21. As the Applicant has retired from the force the award of contingent benefits (ie death gratuity) do not arise. On death and service on the current date the net gratuity would be £34,376.

22. The Applicant’s employer analysed the hypothetical loss of earnings at £6,076 based on these figures Brendan Lynch, AIA, of Seagrave Daly & Lynch Limited offered evidence of capitalisation of loss.

23. It would seem to me that in relation to the actuarial range of figures offered that the capital value for loss until retirement, on the assumption of the Applicant engaging in light sedentary work with earnings of £133 per week is approximately £18,000. In respect of future loss of earnings after retirement I would assess the capital loss at £8,000.
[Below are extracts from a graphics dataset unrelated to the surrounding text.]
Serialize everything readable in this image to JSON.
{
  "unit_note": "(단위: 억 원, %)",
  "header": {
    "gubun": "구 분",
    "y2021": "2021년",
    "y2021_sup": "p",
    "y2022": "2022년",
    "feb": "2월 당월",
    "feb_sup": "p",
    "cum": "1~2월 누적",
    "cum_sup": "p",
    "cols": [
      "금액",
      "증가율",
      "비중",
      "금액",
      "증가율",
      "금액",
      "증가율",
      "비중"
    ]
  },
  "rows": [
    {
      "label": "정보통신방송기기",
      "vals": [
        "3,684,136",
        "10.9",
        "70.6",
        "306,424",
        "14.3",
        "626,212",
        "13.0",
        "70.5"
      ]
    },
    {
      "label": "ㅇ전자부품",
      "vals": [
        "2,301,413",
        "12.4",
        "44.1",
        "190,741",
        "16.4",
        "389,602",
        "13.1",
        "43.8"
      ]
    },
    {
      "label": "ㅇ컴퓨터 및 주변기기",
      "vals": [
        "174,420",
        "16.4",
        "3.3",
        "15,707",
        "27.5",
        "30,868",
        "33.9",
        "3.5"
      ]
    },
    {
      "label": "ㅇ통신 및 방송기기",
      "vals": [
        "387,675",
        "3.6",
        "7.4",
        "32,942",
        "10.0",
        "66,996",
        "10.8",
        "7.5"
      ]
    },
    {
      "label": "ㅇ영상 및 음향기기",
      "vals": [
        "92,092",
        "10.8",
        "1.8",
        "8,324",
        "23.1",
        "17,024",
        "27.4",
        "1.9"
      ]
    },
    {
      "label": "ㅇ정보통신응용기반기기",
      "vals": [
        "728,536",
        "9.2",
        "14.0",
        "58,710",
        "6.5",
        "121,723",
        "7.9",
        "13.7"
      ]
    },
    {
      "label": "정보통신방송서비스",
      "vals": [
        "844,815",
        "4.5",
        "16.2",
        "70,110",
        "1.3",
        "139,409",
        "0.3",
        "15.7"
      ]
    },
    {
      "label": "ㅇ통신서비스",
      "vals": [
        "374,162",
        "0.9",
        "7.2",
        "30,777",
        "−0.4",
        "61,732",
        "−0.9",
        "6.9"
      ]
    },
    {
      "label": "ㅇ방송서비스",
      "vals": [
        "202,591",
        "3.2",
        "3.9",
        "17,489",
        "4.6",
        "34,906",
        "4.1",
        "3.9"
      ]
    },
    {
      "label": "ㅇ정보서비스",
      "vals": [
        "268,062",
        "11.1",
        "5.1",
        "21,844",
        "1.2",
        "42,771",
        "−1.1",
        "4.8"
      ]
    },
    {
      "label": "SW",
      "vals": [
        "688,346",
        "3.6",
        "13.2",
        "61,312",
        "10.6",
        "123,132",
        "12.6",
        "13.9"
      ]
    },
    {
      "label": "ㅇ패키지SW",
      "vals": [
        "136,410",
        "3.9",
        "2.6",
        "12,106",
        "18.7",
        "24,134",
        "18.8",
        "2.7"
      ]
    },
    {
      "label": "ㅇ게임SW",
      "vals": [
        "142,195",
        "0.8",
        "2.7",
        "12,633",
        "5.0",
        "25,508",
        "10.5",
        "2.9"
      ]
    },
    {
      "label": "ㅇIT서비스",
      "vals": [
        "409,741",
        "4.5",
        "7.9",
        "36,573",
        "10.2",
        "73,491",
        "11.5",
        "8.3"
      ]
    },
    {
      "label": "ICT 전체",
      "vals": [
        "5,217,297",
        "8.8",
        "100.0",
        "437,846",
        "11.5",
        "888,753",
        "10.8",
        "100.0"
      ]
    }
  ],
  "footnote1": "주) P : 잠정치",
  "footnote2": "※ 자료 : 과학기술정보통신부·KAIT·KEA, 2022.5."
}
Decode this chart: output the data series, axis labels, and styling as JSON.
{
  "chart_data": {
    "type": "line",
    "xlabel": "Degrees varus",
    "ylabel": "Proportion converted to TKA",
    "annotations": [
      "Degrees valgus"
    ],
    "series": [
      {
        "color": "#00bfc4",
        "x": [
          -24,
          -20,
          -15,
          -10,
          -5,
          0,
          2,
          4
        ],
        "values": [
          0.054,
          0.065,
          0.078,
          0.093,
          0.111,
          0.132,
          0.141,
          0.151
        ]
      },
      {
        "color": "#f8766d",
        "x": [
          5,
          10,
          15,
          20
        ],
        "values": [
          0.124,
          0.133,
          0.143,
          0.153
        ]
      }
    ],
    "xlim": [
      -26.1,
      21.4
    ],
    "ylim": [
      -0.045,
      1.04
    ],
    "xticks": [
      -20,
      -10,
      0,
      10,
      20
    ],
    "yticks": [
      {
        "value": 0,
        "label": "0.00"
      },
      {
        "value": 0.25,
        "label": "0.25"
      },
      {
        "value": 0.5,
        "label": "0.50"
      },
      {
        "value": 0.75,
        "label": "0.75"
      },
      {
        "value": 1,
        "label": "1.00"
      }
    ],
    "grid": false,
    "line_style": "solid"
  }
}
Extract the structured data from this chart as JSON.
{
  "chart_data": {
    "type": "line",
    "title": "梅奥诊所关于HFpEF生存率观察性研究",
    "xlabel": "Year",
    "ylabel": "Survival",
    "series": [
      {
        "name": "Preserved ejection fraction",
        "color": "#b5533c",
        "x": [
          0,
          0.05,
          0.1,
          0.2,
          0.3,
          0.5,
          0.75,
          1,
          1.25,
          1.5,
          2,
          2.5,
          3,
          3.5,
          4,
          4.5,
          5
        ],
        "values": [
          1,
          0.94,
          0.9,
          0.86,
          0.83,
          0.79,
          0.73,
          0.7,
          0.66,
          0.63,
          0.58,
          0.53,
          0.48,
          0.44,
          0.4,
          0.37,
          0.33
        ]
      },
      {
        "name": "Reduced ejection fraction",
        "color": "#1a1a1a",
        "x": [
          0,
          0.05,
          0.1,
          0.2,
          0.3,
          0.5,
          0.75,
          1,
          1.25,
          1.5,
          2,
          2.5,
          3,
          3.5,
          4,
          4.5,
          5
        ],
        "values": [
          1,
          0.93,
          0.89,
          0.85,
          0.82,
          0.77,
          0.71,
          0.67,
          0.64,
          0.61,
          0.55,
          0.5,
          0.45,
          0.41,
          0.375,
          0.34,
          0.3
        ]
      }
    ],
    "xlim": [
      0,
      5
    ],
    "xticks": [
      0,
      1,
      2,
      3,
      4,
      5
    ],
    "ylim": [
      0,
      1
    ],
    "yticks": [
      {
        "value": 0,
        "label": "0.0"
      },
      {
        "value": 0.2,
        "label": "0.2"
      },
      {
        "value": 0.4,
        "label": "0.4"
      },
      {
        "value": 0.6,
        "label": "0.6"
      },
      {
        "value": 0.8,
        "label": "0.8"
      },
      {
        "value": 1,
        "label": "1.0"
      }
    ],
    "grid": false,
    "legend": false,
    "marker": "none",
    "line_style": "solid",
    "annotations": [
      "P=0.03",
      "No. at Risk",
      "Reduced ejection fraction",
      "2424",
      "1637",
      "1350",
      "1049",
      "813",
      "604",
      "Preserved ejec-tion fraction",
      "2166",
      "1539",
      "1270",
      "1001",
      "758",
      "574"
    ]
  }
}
24. The loss of death benefit is assessed at £1,718.

25. The capital value of the surgery recurring every twelve years is £12,000.

26. I will make an award of £39,700 in respect of special damages.

27. With regard to general damages I have been referred in particular to case no.1899/98 in respect of an injury to the knee where the applicant had torn the interior cruciate ligament necessary for stabilising the knee joint. His wrist healed within two to three weeks as in the present case. However, the knee joint remained unstable. In the opinion of the Garda Surgeon the applicant in that case had permanently a predisposition for more aggravated injury to the left knee. The surgeon was of the opinion that those injuries would not impact adversely on the applicant’s capabilities to carry out his duties as a member of An Garda Siochana nor would those injuries adversely impact to any degree in his overall quality of life.

28. However, in the present situation perhaps by reason of the psychological antipathy to non-confrontational light duties within the Garda Siochana, the Applicant was dismissed by reason of his injuries. Moreover, his overall quality of life has deteriorated considerably.

29. There remains the anxiety of knee replacement together with the trauma that that will inevitably bring. Taking these matters into account it would seem to me that general damages of £15,000 and future damages of £20,000 would be appropriate.

30. Accordingly, I will make an award in the sum of £74,700.